2010年9月25日

恫喝の国 (4)

どこかで落としどころを見つけないといけないとはいえ、日本にとっては何も得るものがない、外見的には完全な敗北ですよね。これを機会に、ますます漁船は尖閣諸島に押し寄せるだろうし、また何かあれば一気に中国の世論は燃え上がるだろうし。せめて、フジタの社員解放があってから、とか日本にも何らかの「成果」が見えてからでないとねぇ。早速味を占めて、賠償だ謝罪だという声が上がってきている見たいですけど、これって以前にも見たような...

同じ頃、菅首相は国連でお得意の「最小不幸社会」と言っていたようですけど、これが「最小不幸」なら止めて欲しいですよね。「不幸」の定義はなんなんでしょう。ひたすら波風たてないように生きるだけなんて、なんてつまらない事だろうと思ってしまう。しかも、汚いことに、今回の責任は全て地検に任せて、政府は我関せずという態度をとっていること。「超法規的措置」と言うと、自分たちの世代だとダッカ空港の事件が思い出されるけれど、個人的にはあの判断は間違いだと思うものの、でも国の責任者が自分で決定したことならば、それは仕方ないかもと言う諦めも。でも、自分は知らない、向こうが決めたことと知らんぷりを決め込むという態度は、ちょっとねえ。少なくとも、釈放判断は地検におっかぶせるにしても、国としては今後も領土問題に関して厳しい態度で臨むとか、レアアースの問題にしても、WTO提訴をにおわすとか、それなりの態度を示さないと間違ったメッセージを送るだけですよね。ほんと、存在感の無いすかしっぺみたいな内閣だなと実感してしまった。

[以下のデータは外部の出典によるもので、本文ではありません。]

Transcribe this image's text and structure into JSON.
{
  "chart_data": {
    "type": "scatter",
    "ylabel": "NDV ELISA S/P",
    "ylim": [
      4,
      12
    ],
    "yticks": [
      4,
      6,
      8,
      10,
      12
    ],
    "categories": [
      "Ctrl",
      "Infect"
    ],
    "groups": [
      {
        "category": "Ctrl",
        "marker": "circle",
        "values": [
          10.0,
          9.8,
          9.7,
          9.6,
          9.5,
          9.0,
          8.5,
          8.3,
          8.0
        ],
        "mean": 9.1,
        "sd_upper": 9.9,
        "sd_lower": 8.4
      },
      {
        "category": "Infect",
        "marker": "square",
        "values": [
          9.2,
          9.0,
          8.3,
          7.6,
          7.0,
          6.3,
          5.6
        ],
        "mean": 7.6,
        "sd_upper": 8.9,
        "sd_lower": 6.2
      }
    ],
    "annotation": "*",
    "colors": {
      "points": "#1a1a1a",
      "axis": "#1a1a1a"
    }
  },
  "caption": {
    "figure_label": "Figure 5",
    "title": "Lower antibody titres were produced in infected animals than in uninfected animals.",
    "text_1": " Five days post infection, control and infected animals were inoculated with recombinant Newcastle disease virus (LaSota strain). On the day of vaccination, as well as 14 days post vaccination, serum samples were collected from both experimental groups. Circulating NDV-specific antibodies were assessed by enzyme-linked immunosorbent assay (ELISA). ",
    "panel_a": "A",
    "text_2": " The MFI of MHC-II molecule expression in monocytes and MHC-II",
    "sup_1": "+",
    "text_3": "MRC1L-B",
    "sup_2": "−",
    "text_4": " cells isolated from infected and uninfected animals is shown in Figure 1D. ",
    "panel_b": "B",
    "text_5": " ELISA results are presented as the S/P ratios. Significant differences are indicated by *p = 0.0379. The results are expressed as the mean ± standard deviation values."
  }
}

ところで、食糧自給に関しては、半分近くも自給できるのにあれだけ大問題と言うのに、97%も1つの国からの輸入に頼るレアアースに関しては、余りに静かですよね。最初レアアース禁輸のニュースを聞いたときには、昔のオイルショックの事を思い出したけれど、あの頃と比べれば落ち着いた感じがするのは、出土が中国1カ国に限られている分、こういうこともあるだろうと想定済みだったからか。また、石油と違って、回収再利用可能なものでもあるし。オイルショックでは、日本の自動車業界は低燃費車を開発し、底からさらにハイブリッドに進もうとしているけれど、バイオエネルギーでは後れをとったんですよね。レアアースは石油以上に代用品が難しいとは思うけれど、これを機会に再利用・リサイクルシステムを開発すればどうだろう。また、レアアースを使わない磁石なんかも開発されているというし。今回の件で唯一何か得るものがあるとすれば、こういう逆境から日本人がまたとんでもないものを作り出す、という期待感だけかな。